1. 「いぶきGW」(GOSAT-GW:Global Observing SATellite for Greenhouse gases and Water cycle)
宇宙から地球の水と温室効果ガスを観測する衛星で、2つのミッション機器(温室効果ガス観測センサ3型(TANSO-3:Total Anthropogenic and Natural emissions mapping SpectrOmeter-3)および高性能マイクロ波放射計3(AMSR3:Advanced Microwave Scanning Radiometer 3))を搭載する。

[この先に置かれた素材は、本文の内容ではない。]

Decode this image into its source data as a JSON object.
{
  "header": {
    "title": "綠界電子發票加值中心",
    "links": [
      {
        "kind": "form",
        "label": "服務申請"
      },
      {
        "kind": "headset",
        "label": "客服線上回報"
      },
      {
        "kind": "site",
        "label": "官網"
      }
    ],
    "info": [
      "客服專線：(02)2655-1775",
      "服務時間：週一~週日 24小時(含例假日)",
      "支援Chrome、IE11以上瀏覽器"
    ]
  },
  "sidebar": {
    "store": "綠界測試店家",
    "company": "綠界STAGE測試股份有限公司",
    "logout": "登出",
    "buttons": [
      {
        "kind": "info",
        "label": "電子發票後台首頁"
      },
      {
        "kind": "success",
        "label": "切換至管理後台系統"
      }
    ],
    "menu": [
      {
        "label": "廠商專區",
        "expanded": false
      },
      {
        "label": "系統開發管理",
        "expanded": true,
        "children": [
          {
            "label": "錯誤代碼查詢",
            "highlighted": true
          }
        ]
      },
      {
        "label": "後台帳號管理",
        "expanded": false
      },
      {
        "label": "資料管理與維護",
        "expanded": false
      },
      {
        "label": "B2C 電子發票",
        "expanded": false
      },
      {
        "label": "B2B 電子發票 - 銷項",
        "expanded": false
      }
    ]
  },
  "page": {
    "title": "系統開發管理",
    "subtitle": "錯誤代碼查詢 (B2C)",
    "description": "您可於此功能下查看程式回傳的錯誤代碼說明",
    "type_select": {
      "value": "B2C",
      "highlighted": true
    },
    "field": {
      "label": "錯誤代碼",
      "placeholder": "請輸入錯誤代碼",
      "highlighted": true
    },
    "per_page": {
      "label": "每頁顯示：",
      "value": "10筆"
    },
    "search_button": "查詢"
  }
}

TANSO-3による温室効果ガス観測は環境省とNIESが、AMSR3による水循環観測はJAXAが主導している。

2. 初期機能確認運用
センサを含む衛星が所定の機能性能を軌道上で有していることを確認する運用。

3. カラム平均濃度
乾燥空気のカラム量(気体の総量を単位面積当たりの地上から大気上端までの柱(カラム)の中にある気体分子の数で表した値)に含まれる温室効果ガスのカラム量の割合。

4. 傾斜カラム量
地表面に垂直なカラムではなく、太陽から発せられた光が地球大気を通過し衛星に到達するまでの経路(光路)で表される、傾いたカラム内に存在する気体分子の数。

5. Maximum a posteriori 法
スペクトルセンサーによる温室効果ガスなどの大気リモートセンシングに広く用いられている推定手法で、理論計算値と観測値の差と推定変数の先験値からのずれを観測値と先験値の誤差分布を考慮してコスト関数とし、これを反復計算により最小化させることにより最も確からしい推定変数を得るもの。
Rodgers, C. D.: Inverse methods for atmospheric sounding: theory and practice, World scientific, 2000.

6. 吸収断面積
ある物質(ガス)が、ある波長の光を吸収する効率を表す物理量。

7. ランベルト・ベールの法則と光学的厚さ
ランベルト・ベールの法則は光がある物質(ガス)を透過する際の光の吸収量と、その物質の濃度の関係を表す物理法則のこと。地球外における太陽光の強度と、太陽光が大気中で吸収・散乱され宇宙に返る光の強度を比較することで、大気による吸収の程度(光学的厚さ)を定量し、さらにそこから物質(ガス)の濃度を定量することができる。

8. 気塊(プルーム)
排出源から排出された大気汚染物質や温室効果ガスを含む空気の塊のこと。

9. 校正
主に輝度、分光、幾何の観点から、放射輝度スペクトルの正確さと精度を評価する作業。打上げ前には、積分球やレーザーなどの実験装置を用いて輝度、分光の観点からTANSO-3の校正を行った。打上げ後には、衛星に搭載した太陽光拡散板による反射光を用いた校正、月面で反射された太陽光を用いた校正、地上に設置した校正ターゲットを用いた校正などの複数の手法によりTANSO-3の校正を実施している。

9. 参考ウェブサイト

国立環境研究所GOSAT-GWプロジェクトhttps://gosat-gw.nies.go.jp 
報道発表「温室効果ガス・水循環観測技術衛星(GOSAT-GW、「いぶきGW」)の打上げとクリティカル運用期間の終了について」https://www.nies.go.jp/whatsnew/2025/20250701/20250701.html
報道発表「「いぶきGW」(GOSAT-GW)搭載温室効果ガス観測センサ3型(TANSO-3)の初観測について」https://www.nies.go.jp/whatsnew/2025/20250808/20250808.html

10. 問合せ先

【内容に関する問合せ】
国立研究開発法人国立環境研究所 衛星観測センター
soc-info(末尾に”@nies.go.jp”をつけてください)

【報道に関する問合せ】
国立研究開発法人国立環境研究所 企画部広報室
kouhou0(末尾に”@nies.go.jp”をつけてください)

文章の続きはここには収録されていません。